Hammering an old hippie

Pete SeegerIt can easily seem churlish, literal-minded or petty to point out the various evils that find themselves supported — or at least unprotested — in the name of some abstract, flower-power notion of “peace”. Hippie-era folk music is just youthful idealism, after all, and it’s meant well, is it not? We all know the kids are just hankering for an imagined utopia, not the reality of the gulag. Weren’t we all once young and idealistic? (I certainly was. Peace sign, long hair, the works. Thankfully, nature dealt swiftly with both.)

Pete Seeger is an iconic folk song writer and committed communist, who wrote such songs as Turn, Turn, Turn!, If I Had A Hammer, and Where Have All The Flowers Gone.

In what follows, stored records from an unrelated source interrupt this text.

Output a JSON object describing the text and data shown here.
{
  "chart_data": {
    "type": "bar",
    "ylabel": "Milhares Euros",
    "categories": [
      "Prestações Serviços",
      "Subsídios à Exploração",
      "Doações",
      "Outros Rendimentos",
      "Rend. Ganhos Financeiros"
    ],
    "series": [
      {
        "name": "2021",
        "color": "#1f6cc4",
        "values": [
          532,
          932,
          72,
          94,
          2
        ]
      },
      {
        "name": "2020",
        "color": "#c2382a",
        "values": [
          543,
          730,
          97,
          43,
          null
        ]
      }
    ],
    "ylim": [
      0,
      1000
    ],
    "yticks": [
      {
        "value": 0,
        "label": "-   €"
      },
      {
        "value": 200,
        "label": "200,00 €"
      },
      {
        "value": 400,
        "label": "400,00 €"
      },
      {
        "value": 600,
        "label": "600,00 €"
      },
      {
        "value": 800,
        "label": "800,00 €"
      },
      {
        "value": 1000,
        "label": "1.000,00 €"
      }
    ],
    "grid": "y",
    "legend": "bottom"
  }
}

Reportedly, the 88-year-old singer recently repudiated (wait for it…) Joseph Stalin.

Mark Steyn, in his eloquent comment on this about-turn by Seeger does not stop at, “Oh well, that’s okay then, you daft hippie.” He makes a much more serious point, and anticipates accusations of boorishness because of it. Writes Steyn:

…the rule is to hail someone for his “activism” and “commitment” and “passion” without getting hung up on the specifics of what exactly he’s actively and passionately committing to.

He argues how musical protest, with its inoffensive simplicity, becomes just another example of standing by — even approving — while the some of the world’s worst evils play themselves out. Afterwards, the tragedies and horrors can always be lamented in new songs, wondering why we never learn. Although the music isn’t quite as folksy these days, the passive, simplistic and condescending message of modern protest music hasn’t really changed.

It is more than a little ironic that among a batch of the Communist Party of America documents donated to New York University, can be found a set of handwritten Pete Seeger lyrics, taken straight from the Bible, when in Stalin’s Soviet Union, peace-preaching religions were banned, and the peace preachers were condemned to a slow death in the labour camps. This illustrates the logical disconnects you’d have to navigate if you wanted to honestly laud the man’s life and work, as so many do even if they’re not on the left. Despite the catchy songs he wrote — some of which are really easy to like — Seeger doesn’t deserve veneration. Steyn makes this case well.